A civil society group helping Hongkongers settle down in the UK has expressed concerns that the UK government’s welcoming fund for new Hong Kong arrivals has gone to groups with alleged links to the Chinese Communist Party (CCP).
Hongkongers in Britain (HKB), an ex-pat group founded by Hong Kong activist Simon Cheng, called on the government to “reach out to Hongkongers beyond the well-established Chinese groups which may be subtly ‘open’ to the Chinese regime.”
The government also launched a welcome package, including grants for charities and community groups that help Hongkongers settle in.
But HKB is concerned that some of the more established groups may have the “United Front Work” Department (UFWD)—the CCP’s overseas propaganda unit—lurking behind.
HKB “has grave concerns about the CCP’s United Front Work, which is targeting BN(O) Hongkongers and overseas Chinese people. It risks neutering our political asylum, and endangers democracy and freedom— just what BN(O) visa-holders came here to find,” the group said in a statement emailed to The Epoch Times.
The Times of London said that James Wong, who is listed on CCC-B’s website as a patron, had been awarded a visit to China that was sponsored by the CCP’s Overseas Chinese Affairs Office, which has since been absorbed by the UFWD.
Dr. Ping Hua, a research scientist at the University of Southampton who cofounded the CAS and chaired the organisation between 2002 and 2011, last year voiced her defence of the Chinese regime.
CAS also holds its Chinese New Year celebrations with the Confucius Institute, which is operated under Hanban, an organsation under China’s Ministry of Education.
“So we might have political refugees who fled the CCP, you know, they’re in a situation where they’re celebrating Chinese New Year with people that—they might not know—answer to the Chinese government,” Sam Dunning, the author of The Times of London’s report, said on Monday in an interview with Times Radio.
Dunning said that apart from official UFWD agents, people are also wary of “unwitting agents” of United Front activities such as unwittingly passing information about a pro-democracy Hong Kong activist to a group chat or conflating criticism of the CCP with anti-Chinese racism.
“This is the kind of unwitting behaviour which I think some of these Hongkongers are afraid of, and they just want reassurance in many cases,” he said.
The CAS receives £20,130 ($26,188) government funding under the BN(O) Welcome Programme.
HKB issued a statement calling on UK politicians to take action.
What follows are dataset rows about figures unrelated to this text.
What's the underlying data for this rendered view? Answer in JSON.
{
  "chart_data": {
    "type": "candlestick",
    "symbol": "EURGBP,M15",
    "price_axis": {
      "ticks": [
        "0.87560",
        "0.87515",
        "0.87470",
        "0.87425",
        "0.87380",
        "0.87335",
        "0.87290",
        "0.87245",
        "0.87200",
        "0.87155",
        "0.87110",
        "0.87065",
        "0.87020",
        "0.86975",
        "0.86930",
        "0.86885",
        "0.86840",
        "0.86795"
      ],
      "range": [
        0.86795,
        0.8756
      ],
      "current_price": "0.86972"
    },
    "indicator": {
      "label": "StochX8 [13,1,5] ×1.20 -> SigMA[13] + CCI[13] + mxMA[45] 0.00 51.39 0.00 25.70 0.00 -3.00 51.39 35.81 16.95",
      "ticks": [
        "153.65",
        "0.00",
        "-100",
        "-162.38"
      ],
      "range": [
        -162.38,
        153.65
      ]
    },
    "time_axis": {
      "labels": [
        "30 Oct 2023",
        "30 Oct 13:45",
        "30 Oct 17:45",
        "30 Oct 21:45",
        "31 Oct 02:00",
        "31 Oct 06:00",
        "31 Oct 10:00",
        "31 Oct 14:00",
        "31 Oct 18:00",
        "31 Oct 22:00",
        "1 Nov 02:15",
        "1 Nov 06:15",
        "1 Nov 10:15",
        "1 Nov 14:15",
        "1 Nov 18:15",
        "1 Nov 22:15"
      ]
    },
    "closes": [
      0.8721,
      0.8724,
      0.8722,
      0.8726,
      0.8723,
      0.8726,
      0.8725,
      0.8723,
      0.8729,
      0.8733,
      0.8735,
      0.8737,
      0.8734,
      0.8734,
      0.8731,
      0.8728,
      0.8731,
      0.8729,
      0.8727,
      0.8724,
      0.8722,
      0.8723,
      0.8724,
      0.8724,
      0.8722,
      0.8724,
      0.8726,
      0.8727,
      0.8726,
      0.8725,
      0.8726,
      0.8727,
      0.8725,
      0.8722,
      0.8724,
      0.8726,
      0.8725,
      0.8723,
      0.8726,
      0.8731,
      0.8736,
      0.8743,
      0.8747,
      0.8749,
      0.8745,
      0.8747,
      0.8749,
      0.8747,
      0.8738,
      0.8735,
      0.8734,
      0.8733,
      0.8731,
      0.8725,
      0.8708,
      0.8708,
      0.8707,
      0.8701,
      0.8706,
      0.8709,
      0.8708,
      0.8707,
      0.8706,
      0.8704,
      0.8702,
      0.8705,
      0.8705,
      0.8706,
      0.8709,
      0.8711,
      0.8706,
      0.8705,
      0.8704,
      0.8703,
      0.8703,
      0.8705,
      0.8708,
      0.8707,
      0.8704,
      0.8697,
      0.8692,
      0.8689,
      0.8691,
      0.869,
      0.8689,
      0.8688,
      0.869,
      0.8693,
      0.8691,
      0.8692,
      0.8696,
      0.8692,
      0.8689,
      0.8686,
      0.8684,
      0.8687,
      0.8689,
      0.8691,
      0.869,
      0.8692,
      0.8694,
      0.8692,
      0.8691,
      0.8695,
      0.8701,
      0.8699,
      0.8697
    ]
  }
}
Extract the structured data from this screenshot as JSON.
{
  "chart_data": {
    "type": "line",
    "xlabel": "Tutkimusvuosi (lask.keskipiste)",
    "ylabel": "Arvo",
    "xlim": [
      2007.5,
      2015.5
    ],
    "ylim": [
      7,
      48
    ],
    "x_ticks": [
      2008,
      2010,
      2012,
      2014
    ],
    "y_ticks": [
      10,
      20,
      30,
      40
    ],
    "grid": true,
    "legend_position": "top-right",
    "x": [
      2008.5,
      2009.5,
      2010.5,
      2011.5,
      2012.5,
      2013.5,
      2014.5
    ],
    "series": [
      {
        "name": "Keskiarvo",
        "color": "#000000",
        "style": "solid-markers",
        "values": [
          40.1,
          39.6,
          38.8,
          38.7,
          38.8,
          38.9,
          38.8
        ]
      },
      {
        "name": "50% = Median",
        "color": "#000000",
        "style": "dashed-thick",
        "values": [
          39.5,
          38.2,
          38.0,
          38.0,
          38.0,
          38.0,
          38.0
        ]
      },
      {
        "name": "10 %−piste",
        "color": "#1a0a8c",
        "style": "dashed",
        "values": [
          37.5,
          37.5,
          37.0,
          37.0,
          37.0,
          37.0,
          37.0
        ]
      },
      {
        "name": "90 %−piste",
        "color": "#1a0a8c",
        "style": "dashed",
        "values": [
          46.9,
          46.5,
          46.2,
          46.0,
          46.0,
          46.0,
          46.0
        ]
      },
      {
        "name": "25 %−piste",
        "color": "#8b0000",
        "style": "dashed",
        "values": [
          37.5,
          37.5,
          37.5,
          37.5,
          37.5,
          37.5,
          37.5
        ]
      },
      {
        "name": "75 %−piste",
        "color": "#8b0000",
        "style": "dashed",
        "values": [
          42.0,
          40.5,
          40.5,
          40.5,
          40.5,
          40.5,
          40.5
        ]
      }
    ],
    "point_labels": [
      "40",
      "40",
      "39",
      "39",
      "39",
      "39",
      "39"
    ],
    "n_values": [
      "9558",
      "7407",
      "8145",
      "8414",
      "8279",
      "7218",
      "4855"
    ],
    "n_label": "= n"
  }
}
“Hongkongers fleeing from the oppressive regime should not be hosted and represented by the regime’s sympathiser(s), ” the statement said, adding it is not what BN(O) visas were “meant to be.”
The group also called on the UK to “wake up” to the CCP’s use of anti-racism language to stifle criticisms against the regime, saying while it appreciates the value of being “respectful, tolerant, and patient” to differences, tolerating the “intolerance,” which is “the approach of totalitarian regimes also in China and Hong Kong,” will end up eradicating pluralism in the end.
Commenting on Twitter, Benedict Rogers, co-founder and CEO of the Hong Kong Watch NGO, said the alleged connection is “deeply concerning,” and that the UK government “needs to be more aware of CCP infiltration.”
CCC-B said the concerns are “unfounded” and it is “offended” by what it calls “damaging and malicious allegations that CCC-B has been influenced by the CPC and is monitoring HK BNOs in the UK.”
A CAS spokesman told The Times of London that Hua was no longer a member.
“The demonstrations in Hong Kong during 2019 have highly charged the political landscape and relations between Hong Kong, China, and the UK. We do not wish for this toxicity to seep into the non-toxic environment which our charity has cultivated for decades in which its purpose is for purely the celebration of Chinese culture and traditions (Hong Kong included), which date back thousands of years before the takeover of China by the CCP. We as an organisation do not hold any political opinions regarding current issues,” the CAS said.
“The reason why we applied for government funding for the Hong Kong BNO Welcome programme is that we as a non-profit charity aim to help Hong Kong people to successfully settle down in the UK, to integrate with and to contribute to British society, in accordance with British values and traditions – including the support of freedom, free speech and democracy,” it added.
“We work closely with the British government and the local council, and we adhere to the rules and regulations closely. It is a shame that although CAS has made genuine and considerable efforts in partnership with the British government, to help and support the newcomers from Hong Kong to settle, we nonetheless have still been pulled into the highly charged and toxic environment of politics. We do not want this, and this has served only to prevent and degrade our ability to provide the necessary help to the people that need it.”